Xbox needs cloud gaming to work. Microsoft has been pushing the industry toward a digital-first, streaming future since 2013 -- years before players or infrastructure were remotely ready for the idea. It makes sense: Microsoft is uniquely positioned as a gigantic technology company with deep roots in gaming, and they're able to leverage vast resources and expertise in AI, server infrastructure, hardware and software to set standards of gameplay-delivery systems.
Google has caught on and it's speeding up the game-streaming revolution with Stadia, an ambitious service that promises to run any game on any device at up to 4K and 60fps, with plans to eventually hit 8K streams. Stadia goes live in November.
Microsoft is taking things slower. It pushed streaming too hard at the outset of this console generation and it set them back, helping the PlayStation 4 outsell the Xbox One by a factor of two. Today, Microsoft is purposefully testing its own streaming service, xCloud, starting with a beta of the local, console-streaming component in October.
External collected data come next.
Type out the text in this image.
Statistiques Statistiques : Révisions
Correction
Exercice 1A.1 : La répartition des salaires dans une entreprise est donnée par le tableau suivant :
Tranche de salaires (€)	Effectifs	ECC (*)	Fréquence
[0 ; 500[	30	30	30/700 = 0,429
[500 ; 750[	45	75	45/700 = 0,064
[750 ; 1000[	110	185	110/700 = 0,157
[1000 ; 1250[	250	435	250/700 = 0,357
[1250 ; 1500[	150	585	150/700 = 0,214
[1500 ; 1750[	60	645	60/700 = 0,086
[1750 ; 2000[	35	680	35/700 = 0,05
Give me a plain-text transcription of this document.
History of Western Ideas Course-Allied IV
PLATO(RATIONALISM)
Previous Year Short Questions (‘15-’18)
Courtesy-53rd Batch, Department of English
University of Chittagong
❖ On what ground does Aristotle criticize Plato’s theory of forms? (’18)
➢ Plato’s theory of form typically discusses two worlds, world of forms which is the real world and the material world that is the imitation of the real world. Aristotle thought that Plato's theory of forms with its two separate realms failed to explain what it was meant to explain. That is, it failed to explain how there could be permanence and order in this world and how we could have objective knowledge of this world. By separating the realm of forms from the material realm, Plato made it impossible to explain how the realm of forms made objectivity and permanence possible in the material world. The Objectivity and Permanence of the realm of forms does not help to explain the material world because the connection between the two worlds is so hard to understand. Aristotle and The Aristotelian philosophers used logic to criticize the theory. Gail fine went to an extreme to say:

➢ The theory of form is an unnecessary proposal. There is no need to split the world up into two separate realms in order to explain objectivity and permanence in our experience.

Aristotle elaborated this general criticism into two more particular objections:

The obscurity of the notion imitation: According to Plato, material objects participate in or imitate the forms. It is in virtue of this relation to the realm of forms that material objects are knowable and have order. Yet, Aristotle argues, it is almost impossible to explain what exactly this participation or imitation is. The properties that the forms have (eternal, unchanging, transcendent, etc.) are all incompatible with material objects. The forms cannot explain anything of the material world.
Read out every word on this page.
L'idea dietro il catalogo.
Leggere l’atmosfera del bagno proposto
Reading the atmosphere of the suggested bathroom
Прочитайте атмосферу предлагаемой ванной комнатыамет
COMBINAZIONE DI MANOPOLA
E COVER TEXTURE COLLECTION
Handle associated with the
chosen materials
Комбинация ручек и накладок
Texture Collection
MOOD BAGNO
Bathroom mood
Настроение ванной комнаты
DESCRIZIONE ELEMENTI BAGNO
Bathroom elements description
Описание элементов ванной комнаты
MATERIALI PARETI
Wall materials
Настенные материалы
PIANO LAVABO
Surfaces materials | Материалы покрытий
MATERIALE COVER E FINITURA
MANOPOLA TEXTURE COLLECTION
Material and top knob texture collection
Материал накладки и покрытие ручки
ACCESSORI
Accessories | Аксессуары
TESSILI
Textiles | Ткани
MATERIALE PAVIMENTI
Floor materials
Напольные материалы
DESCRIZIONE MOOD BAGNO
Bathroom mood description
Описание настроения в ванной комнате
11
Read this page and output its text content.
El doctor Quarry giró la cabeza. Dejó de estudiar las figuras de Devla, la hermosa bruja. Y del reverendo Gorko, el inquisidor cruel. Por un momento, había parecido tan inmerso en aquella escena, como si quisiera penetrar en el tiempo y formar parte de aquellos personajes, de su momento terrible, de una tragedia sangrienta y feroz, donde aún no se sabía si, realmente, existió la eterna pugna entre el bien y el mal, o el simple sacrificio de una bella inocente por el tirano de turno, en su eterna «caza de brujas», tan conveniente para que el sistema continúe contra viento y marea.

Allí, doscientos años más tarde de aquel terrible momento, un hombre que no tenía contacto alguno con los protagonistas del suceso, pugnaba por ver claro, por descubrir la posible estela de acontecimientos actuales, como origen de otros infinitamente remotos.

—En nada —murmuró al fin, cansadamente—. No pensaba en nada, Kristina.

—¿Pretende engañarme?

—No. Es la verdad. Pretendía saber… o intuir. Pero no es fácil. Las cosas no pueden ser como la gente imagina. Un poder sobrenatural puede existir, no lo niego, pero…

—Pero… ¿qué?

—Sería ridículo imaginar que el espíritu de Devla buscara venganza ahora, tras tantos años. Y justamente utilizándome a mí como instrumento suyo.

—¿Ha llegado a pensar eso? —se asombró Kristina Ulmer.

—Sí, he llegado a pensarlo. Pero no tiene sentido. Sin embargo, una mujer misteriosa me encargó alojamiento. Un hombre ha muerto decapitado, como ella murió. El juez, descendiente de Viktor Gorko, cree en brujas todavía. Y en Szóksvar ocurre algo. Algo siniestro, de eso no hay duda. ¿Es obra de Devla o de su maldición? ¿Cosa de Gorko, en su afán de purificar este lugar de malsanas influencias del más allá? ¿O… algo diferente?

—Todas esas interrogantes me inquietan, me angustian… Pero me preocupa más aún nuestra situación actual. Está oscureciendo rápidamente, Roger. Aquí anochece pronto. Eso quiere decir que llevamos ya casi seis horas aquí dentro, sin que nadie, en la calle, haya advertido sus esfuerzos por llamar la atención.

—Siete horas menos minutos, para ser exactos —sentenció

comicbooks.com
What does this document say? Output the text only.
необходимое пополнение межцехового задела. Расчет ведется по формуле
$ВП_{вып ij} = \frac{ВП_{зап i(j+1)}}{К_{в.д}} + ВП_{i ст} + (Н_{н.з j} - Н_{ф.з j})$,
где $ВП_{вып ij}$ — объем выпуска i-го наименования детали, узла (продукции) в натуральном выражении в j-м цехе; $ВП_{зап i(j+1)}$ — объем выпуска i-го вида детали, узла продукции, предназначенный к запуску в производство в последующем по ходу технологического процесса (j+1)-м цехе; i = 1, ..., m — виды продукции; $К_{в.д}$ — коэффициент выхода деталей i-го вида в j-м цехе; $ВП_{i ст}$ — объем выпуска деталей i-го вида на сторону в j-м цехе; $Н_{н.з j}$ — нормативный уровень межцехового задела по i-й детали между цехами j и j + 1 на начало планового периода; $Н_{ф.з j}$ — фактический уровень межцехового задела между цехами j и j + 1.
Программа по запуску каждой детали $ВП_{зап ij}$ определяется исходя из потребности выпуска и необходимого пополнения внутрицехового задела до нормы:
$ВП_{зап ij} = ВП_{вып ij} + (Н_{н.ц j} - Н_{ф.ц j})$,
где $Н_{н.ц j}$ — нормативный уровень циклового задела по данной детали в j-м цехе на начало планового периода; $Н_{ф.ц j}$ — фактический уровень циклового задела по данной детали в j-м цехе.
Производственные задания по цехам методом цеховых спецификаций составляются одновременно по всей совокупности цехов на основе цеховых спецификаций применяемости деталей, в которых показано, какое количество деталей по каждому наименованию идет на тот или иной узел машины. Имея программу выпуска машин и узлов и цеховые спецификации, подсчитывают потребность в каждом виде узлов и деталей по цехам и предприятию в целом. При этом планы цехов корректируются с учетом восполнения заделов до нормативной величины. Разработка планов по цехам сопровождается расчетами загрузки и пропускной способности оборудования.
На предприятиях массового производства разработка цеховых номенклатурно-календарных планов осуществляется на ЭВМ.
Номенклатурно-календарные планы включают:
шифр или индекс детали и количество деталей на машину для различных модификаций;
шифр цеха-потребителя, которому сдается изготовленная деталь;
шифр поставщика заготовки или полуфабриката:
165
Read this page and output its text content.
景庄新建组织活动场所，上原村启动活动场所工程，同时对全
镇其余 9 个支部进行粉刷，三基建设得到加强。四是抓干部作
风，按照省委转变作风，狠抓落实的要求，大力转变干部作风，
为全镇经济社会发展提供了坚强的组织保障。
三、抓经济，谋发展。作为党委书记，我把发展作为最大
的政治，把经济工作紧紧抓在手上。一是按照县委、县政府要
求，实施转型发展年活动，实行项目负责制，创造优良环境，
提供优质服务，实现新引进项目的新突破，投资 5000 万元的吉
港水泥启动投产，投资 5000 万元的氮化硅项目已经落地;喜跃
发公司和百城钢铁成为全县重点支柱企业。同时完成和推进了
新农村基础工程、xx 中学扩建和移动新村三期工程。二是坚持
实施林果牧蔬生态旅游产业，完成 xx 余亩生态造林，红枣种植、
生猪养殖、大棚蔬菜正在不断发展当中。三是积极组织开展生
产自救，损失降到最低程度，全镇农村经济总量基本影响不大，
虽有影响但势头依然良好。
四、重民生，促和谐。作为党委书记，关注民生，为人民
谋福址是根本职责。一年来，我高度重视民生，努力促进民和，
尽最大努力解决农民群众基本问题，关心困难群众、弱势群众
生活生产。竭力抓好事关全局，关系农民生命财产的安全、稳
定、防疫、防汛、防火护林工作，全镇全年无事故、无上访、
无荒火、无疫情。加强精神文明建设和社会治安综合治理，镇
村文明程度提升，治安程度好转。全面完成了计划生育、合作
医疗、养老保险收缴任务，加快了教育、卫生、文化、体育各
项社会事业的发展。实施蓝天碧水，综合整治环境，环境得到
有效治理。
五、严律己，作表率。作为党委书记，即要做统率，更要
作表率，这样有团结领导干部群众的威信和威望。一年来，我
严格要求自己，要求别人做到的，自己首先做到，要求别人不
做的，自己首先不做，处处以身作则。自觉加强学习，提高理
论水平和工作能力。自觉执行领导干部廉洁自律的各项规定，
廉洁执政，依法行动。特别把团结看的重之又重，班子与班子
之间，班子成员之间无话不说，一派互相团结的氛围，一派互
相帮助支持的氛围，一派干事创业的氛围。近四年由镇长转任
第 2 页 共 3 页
Players may now be ready for streaming, but the infrastructure is still catching up.
"We're not coming in and trying to tell people to stop doing what they were doing before and to adopt streaming today as the only way that they should play," Xbox head Phil Spencer told Engadget after stepping off the stage at E3. There, he unveiled Project Scarlett, the next Xbox console, scheduled to launch for the holidays in 2020. Scarlett will support 8K (even though no games currently do), 120fps, SSD storage and real-time ray tracing, a staple of the coming generation.
Naturally, Scarlett will support xCloud and Game Pass (Xbox's subscription service). XCloud runs on Azure and comprises two ways to stream: via Microsoft's cloud network (to play on your console), or stream games from your Xbox to another device, essentially turning your box into a personal, local server.
"We're running on 4G," Spencer said. "And it plays fine, I use it. I'm not trying to say it's recreating the experience you have on an Xbox One X, in your family room, connected to your TV. It's a different experience than that. But it does go with you. It is about creating a new, unique experience, not trying to replicate what you have."
Microsoft can control the software, server networks and even the hardware that players use for xCloud, but it can't do anything about existing internet infrastructure. The fact is, home internet connections often suck, especially in rural regions. This is changing with the rollout of 5G and other network advancements, but for now quality varies wildly.
"The out-of-home streaming will dictate by your out-of-bound, out-of-house upload speeds," Spencer said. "Different people have different connection speeds. People can kind of mess with this already today, and we'll work on getting them some specific specs on what they require." He said. "But all of it is around giving people choice and not saying the console you have today is bad or that you shouldn't be playing on a PC today, or somehow downloading your games so you can play them offline is bad."